Norwegian authorities have seemed the most willing of the Nordic countries to continue to disburse loans to Iceland in spite of the veto. The government of Sweden is against it and the governments of Denmark and Finland are indecisive, Fréttabladid reports.
The Nordic countries are part of the International Monetary Fund’s bailout package for Iceland. The IMF was supposed to review the economic stabilization program for Iceland shortly, but it will now be postponed because of how matters have developed.
Prime Minister of Iceland Jóhanna Sigurdardóttir said last week that she is optimistic negotiations on Icesave with British and Dutch authorities can be resumed, which would replace the upcoming referendum on the Icesave legislation of December 30.

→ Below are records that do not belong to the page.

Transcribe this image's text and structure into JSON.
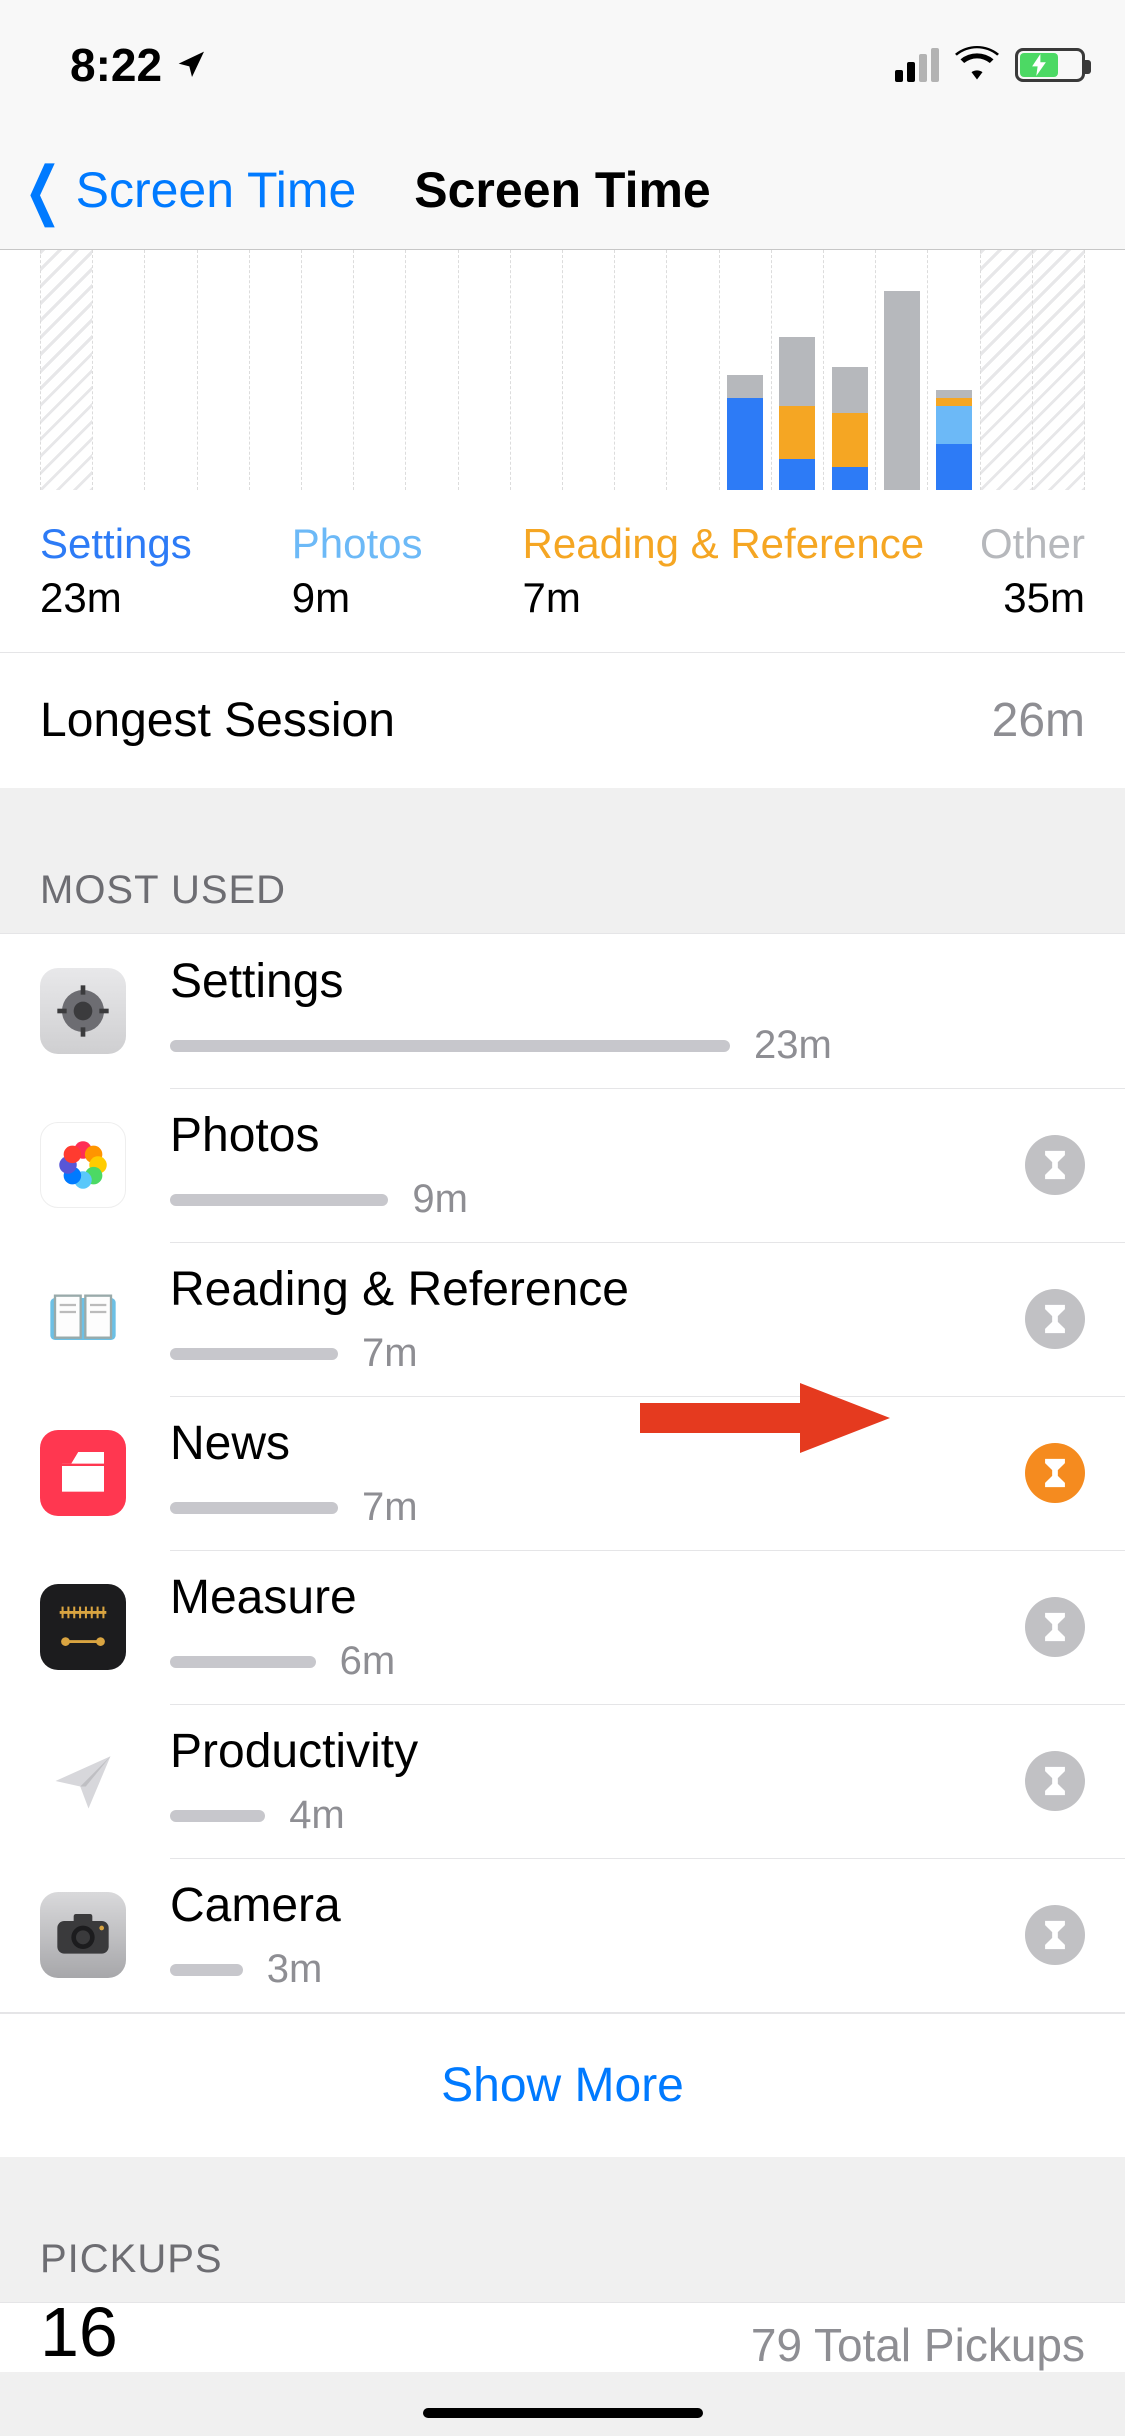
{
  "status": {
    "time": "8:22",
    "location_icon": "location-arrow",
    "signal_bars": 2,
    "wifi": true,
    "battery_charging": true
  },
  "nav": {
    "back_label": "Screen Time",
    "title": "Screen Time"
  },
  "chart_data": {
    "type": "bar",
    "note": "hourly stacked screen-time; only visible columns approximated (minutes per category)",
    "columns": [
      {
        "hatched": true,
        "segments": []
      },
      {
        "hatched": false,
        "segments": []
      },
      {
        "hatched": false,
        "segments": []
      },
      {
        "hatched": false,
        "segments": []
      },
      {
        "hatched": false,
        "segments": []
      },
      {
        "hatched": false,
        "segments": []
      },
      {
        "hatched": false,
        "segments": []
      },
      {
        "hatched": false,
        "segments": []
      },
      {
        "hatched": false,
        "segments": []
      },
      {
        "hatched": false,
        "segments": []
      },
      {
        "hatched": false,
        "segments": []
      },
      {
        "hatched": false,
        "segments": []
      },
      {
        "hatched": false,
        "segments": []
      },
      {
        "hatched": false,
        "segments": [
          {
            "cat": "blue",
            "v": 12
          },
          {
            "cat": "gray",
            "v": 3
          }
        ]
      },
      {
        "hatched": false,
        "segments": [
          {
            "cat": "blue",
            "v": 4
          },
          {
            "cat": "orange",
            "v": 7
          },
          {
            "cat": "gray",
            "v": 9
          }
        ]
      },
      {
        "hatched": false,
        "segments": [
          {
            "cat": "blue",
            "v": 3
          },
          {
            "cat": "orange",
            "v": 7
          },
          {
            "cat": "gray",
            "v": 6
          }
        ]
      },
      {
        "hatched": false,
        "segments": [
          {
            "cat": "gray",
            "v": 26
          }
        ]
      },
      {
        "hatched": false,
        "segments": [
          {
            "cat": "blue",
            "v": 6
          },
          {
            "cat": "lblue",
            "v": 5
          },
          {
            "cat": "orange",
            "v": 1
          },
          {
            "cat": "gray",
            "v": 1
          }
        ]
      },
      {
        "hatched": true,
        "segments": []
      },
      {
        "hatched": true,
        "segments": []
      }
    ],
    "y_max_minutes": 30
  },
  "legend": [
    {
      "key": "settings",
      "label": "Settings",
      "value": "23m",
      "color": "#2d7bf6"
    },
    {
      "key": "photos",
      "label": "Photos",
      "value": "9m",
      "color": "#6cb9f7"
    },
    {
      "key": "reading",
      "label": "Reading & Reference",
      "value": "7m",
      "color": "#f5a623"
    },
    {
      "key": "other",
      "label": "Other",
      "value": "35m",
      "color": "#b6b8bc"
    }
  ],
  "longest_session": {
    "label": "Longest Session",
    "value": "26m"
  },
  "sections": {
    "most_used": "MOST USED",
    "pickups": "PICKUPS"
  },
  "apps": [
    {
      "name": "Settings",
      "time": "23m",
      "bar_pct": 100,
      "limit": null,
      "icon": "settings"
    },
    {
      "name": "Photos",
      "time": "9m",
      "bar_pct": 39,
      "limit": "gray",
      "icon": "photos"
    },
    {
      "name": "Reading & Reference",
      "time": "7m",
      "bar_pct": 30,
      "limit": "gray",
      "icon": "book"
    },
    {
      "name": "News",
      "time": "7m",
      "bar_pct": 30,
      "limit": "orange",
      "icon": "news"
    },
    {
      "name": "Measure",
      "time": "6m",
      "bar_pct": 26,
      "limit": "gray",
      "icon": "measure"
    },
    {
      "name": "Productivity",
      "time": "4m",
      "bar_pct": 17,
      "limit": "gray",
      "icon": "paper-plane"
    },
    {
      "name": "Camera",
      "time": "3m",
      "bar_pct": 13,
      "limit": "gray",
      "icon": "camera"
    }
  ],
  "show_more": "Show More",
  "pickups": {
    "count_partial": "16",
    "total_partial": "79 Total Pickups"
  },
  "annotation": {
    "type": "arrow",
    "target": "news-limit-badge"
  }
}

However, she has not explained why she is optimistic. Her colleagues told Fréttabladid that they assume the PM was referring to increased hope of a cross-political agreement in Iceland on how to move forward, which would make it easier to convince the British and Dutch governments to go back to the negotiating table.
The leaders of Iceland’s political parties met last week to discuss a joint solution but no meetings were held last weekend.
Progressive Party MP Siv Fridleifsdóttir said on radio station Bylgjan yesterday that “a much better agreement” would be needed before all political parties could reconcile.